Zemaria Pinto
Se o leitor aceita que
poema e poesia são vocábulos cujos significados se interpolam, mas jamais se
cruzam, ainda que sejam partes da mesma gênese grega (poesia = fazer, poema = o que se faz), cito um exemplo bem mais prosaico do conservadorismo
do dicionário: ao nomear o feminino de poeta como poetisa, diz que esta é uma
“mulher que faz poesias”. Há uma evidente conotação pejorativa para a palavra
poetisa. Há uma questão de eufonia também: todos sabemos que o feminino de Papa
é Papisa, mas jamais conhecemos uma... Aliás, os dicionários tratam-na,
adequadamente, como lenda. Por que não a adoção definitiva do substantivo poeta, comum aos dois gêneros, já usado em larga escala?
Mas não é só o dicionário
que trama contra a poesia. Quando um crítico confunde, deliberadamente, a obra
de um poeta com sua biografia, vendo reflexos desta naquela, ele cai numa
armadilha secular, que pretende ver na poesia, unicamente, manifestações
mentais limitadas ao “eu” do poeta.
No ensaio As três vozes da poesia, T. S. Eliot
identifica-as da seguinte forma: a voz do poeta que fala consigo mesmo, ou com
ninguém; a voz do poeta ao dirigir-se a uma plateia; a voz do poeta quando cria
uma personagem dramática. Eliot referia-se, respectivamente, à poesia lírica, à
épica e à dramática. Vamos nos ater unicamente, à questão da primeira voz − “a
voz do poeta que fala consigo mesmo, ou com ninguém”.
Acontece que o ensaio de
Eliot, na verdade uma conferência, apresentada em 1953, de certa forma, faz
coro com a crítica empobrecedora que sempre achou que o poeta lírico fala
somente de si mesmo, confundindo eu lírico com eu biográfico. Isso é de um
reducionismo tão grave, que é preciso começar explicando o próprio “caso
Eliot”: longe de se considerar um poeta lírico, menor, via-se, unicamente, como
poeta épico e dramático, nessa ordem, o que facilitava enormemente sua visão
distorcida de que todo o resto é poesia confessional.
O poeta lírico, é bem
verdade, confunde ao escrever na primeira pessoa. Mas o “eu lírico” ou “eu
poético”, a voz emissora do poema, deve ser visto pelo crítico/leitor como uma
máscara (persona) do autor. O poeta alarga sua percepção do mundo e verbaliza
em valores positivos e/ou negativos tal percepção, daí resultando o poema, que
vai refletir sua experiência pessoal, pois é disso que se alimenta a
literatura: da realidade recriada, transmutada, transfigurada.
Poesia é, pois, ficção.
Do contrário será confissão, e a ninguém interessa a dor pessoal de ninguém.

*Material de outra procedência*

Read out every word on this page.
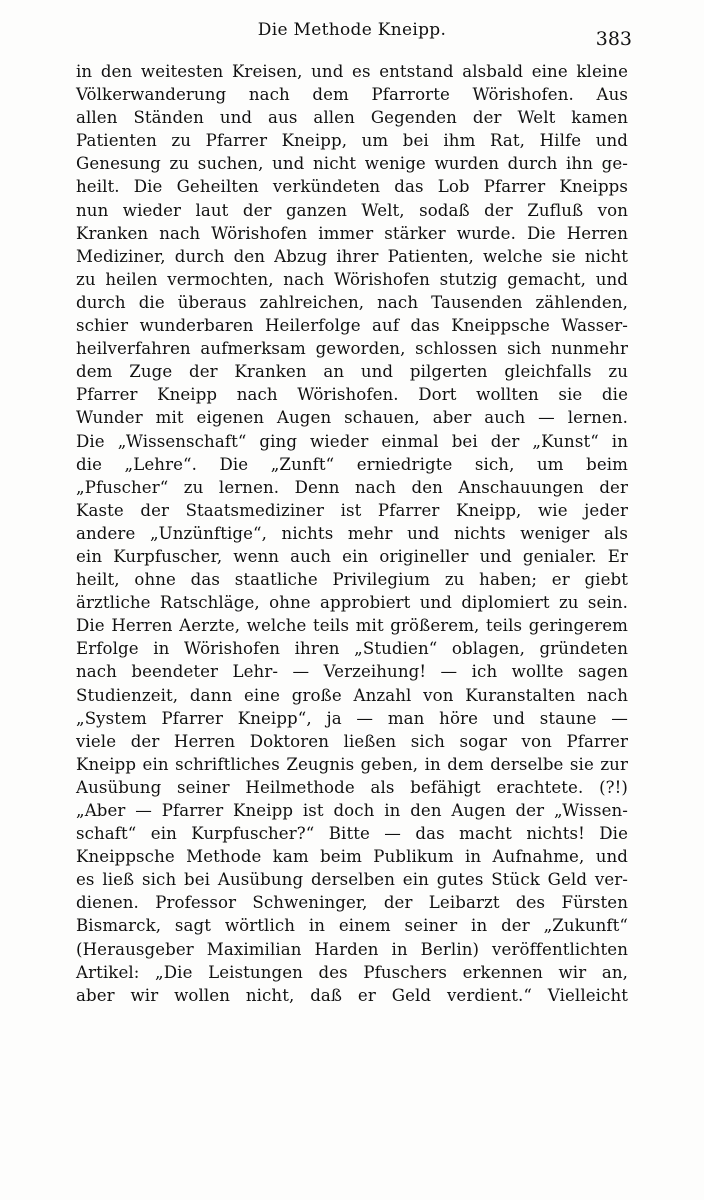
Die Methode Kneipp.	383
in den weitesten Kreisen, und es entstand alsbald eine kleine
Völkerwanderung nach dem Pfarrorte Wörishofen. Aus
allen Ständen und aus allen Gegenden der Welt kamen
Patienten zu Pfarrer Kneipp, um bei ihm Rat, Hilfe und
Genesung zu suchen, und nicht wenige wurden durch ihn ge-
heilt. Die Geheilten verkündeten das Lob Pfarrer Kneipps
nun wieder laut der ganzen Welt, sodaß der Zufluß von
Kranken nach Wörishofen immer stärker wurde. Die Herren
Mediziner, durch den Abzug ihrer Patienten, welche sie nicht
zu heilen vermochten, nach Wörishofen stutzig gemacht, und
durch die überaus zahlreichen, nach Tausenden zählenden,
schier wunderbaren Heilerfolge auf das Kneippsche Wasser-
heilverfahren aufmerksam geworden, schlossen sich nunmehr
dem Zuge der Kranken an und pilgerten gleichfalls zu
Pfarrer Kneipp nach Wörishofen. Dort wollten sie die
Wunder mit eigenen Augen schauen, aber auch — lernen.
Die „Wissenschaft“ ging wieder einmal bei der „Kunst“ in
die „Lehre“. Die „Zunft“ erniedrigte sich, um beim
„Pfuscher“ zu lernen. Denn nach den Anschauungen der
Kaste der Staatsmediziner ist Pfarrer Kneipp, wie jeder
andere „Unzünftige“, nichts mehr und nichts weniger als
ein Kurpfuscher, wenn auch ein origineller und genialer. Er
heilt, ohne das staatliche Privilegium zu haben; er giebt
ärztliche Ratschläge, ohne approbiert und diplomiert zu sein.
Die Herren Aerzte, welche teils mit größerem, teils geringerem
Erfolge in Wörishofen ihren „Studien“ oblagen, gründeten
nach beendeter Lehr- — Verzeihung! — ich wollte sagen
Studienzeit, dann eine große Anzahl von Kuranstalten nach
„System Pfarrer Kneipp“, ja — man höre und staune —
viele der Herren Doktoren ließen sich sogar von Pfarrer
Kneipp ein schriftliches Zeugnis geben, in dem derselbe sie zur
Ausübung seiner Heilmethode als befähigt erachtete. (?!)
„Aber — Pfarrer Kneipp ist doch in den Augen der „Wissen-
schaft“ ein Kurpfuscher?“ Bitte — das macht nichts! Die
Kneippsche Methode kam beim Publikum in Aufnahme, und
es ließ sich bei Ausübung derselben ein gutes Stück Geld ver-
dienen. Professor Schweninger, der Leibarzt des Fürsten
Bismarck, sagt wörtlich in einem seiner in der „Zukunft“
(Herausgeber Maximilian Harden in Berlin) veröffentlichten
Artikel: „Die Leistungen des Pfuschers erkennen wir an,
aber wir wollen nicht, daß er Geld verdient.“ Vielleicht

Poesia também é fissão, rompimento, fratura, fragmentação, reinvenção da
linguagem. Equacionando, para gozo dos estruturalistas:
Poesia = (ficção +
fissão) – confissão
Esse aparente jogo de
fonemas enforma a obra de um dos maiores poetas deste século, o português
Fernando Pessoa, gênio criador de personas-poetas, síntese do humano criador.